SUHAIL (Lamda Velorum). Amidst the blue-white sparkle of the hot
massive stars of Canis Major and tri-
parted Argo (the Ship) lie a few cool
reddish jewels, the brighter ones Pi
Puppis and Suhail, the latter helping outline the Ship's sails,
the constellation Vela. The ancient Arabs
used "Suhail" as a prefix for the names of a number of southern
stars, including Canopus and Regor (Gamma Velorum), which was originally
known as "Al Suhail al Muhlif, "Suhail of the Oath." With
"Suhails" applied to a variety of stars, the name was eventually
transferred exclusively to the star is now called "Lamda."
Prominent at second magnitude (2.21), this orange class K supergiant (K4, and perhaps
more properly classified as a "bright giant"), is also an
"irregular variable" that wobbles erratically between magnitudes
2.14 and 2.21, a variation only barely sensible to the human eye.

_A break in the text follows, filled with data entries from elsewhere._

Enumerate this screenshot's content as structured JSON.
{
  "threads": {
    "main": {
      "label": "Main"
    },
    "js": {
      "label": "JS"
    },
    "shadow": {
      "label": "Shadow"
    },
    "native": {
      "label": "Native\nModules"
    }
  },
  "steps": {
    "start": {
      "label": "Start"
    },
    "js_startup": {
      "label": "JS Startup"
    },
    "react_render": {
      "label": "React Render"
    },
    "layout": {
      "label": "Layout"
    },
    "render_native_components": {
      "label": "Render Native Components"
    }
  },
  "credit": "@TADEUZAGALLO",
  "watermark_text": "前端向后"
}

From a distance of 575 light years, it radiates around 11,000 solar
luminosities (including a small correction for absorption by
interstellar dust) from a cool surface whose temperature is
estimated to be around 4000 Kelvin. The combination of luminosity
and temperature gives a radius 207 times that of the Sun, which is close to the size of the Earth's
orbit, the term "giant", even "supergiant," apt indeed. These
parameters also tell of a star of 9 to 12 solar masses (depending
on the exact state of evolution) that seems to be fusing helium
into carbon in its deep core. Stars this massive do not live very
long, Suhail's age estimated at 15 to 30 million years. Suhail is
at or just above the limit at which stars explode. If it does not
blow up as a supernova, it
will turn into some kind of massive white dwarf, perhaps one
made of neon and oxygen rather than becoming one of the more
ordinary carbon-oxygen variety, which is the fate of lower mass
stars like the Sun. Suhail is also beyond a limit for which stars
have magnetically heated sunlike hot outer coronae, and is instead
possessed of a slow wind that blows at a mere 40 to 60 kilometers
per second, under a tenth the speed of the "fast solar wind." The
origin of the wind is not well understood, and may be a combination
of magnetic action and of the star's great luminosity.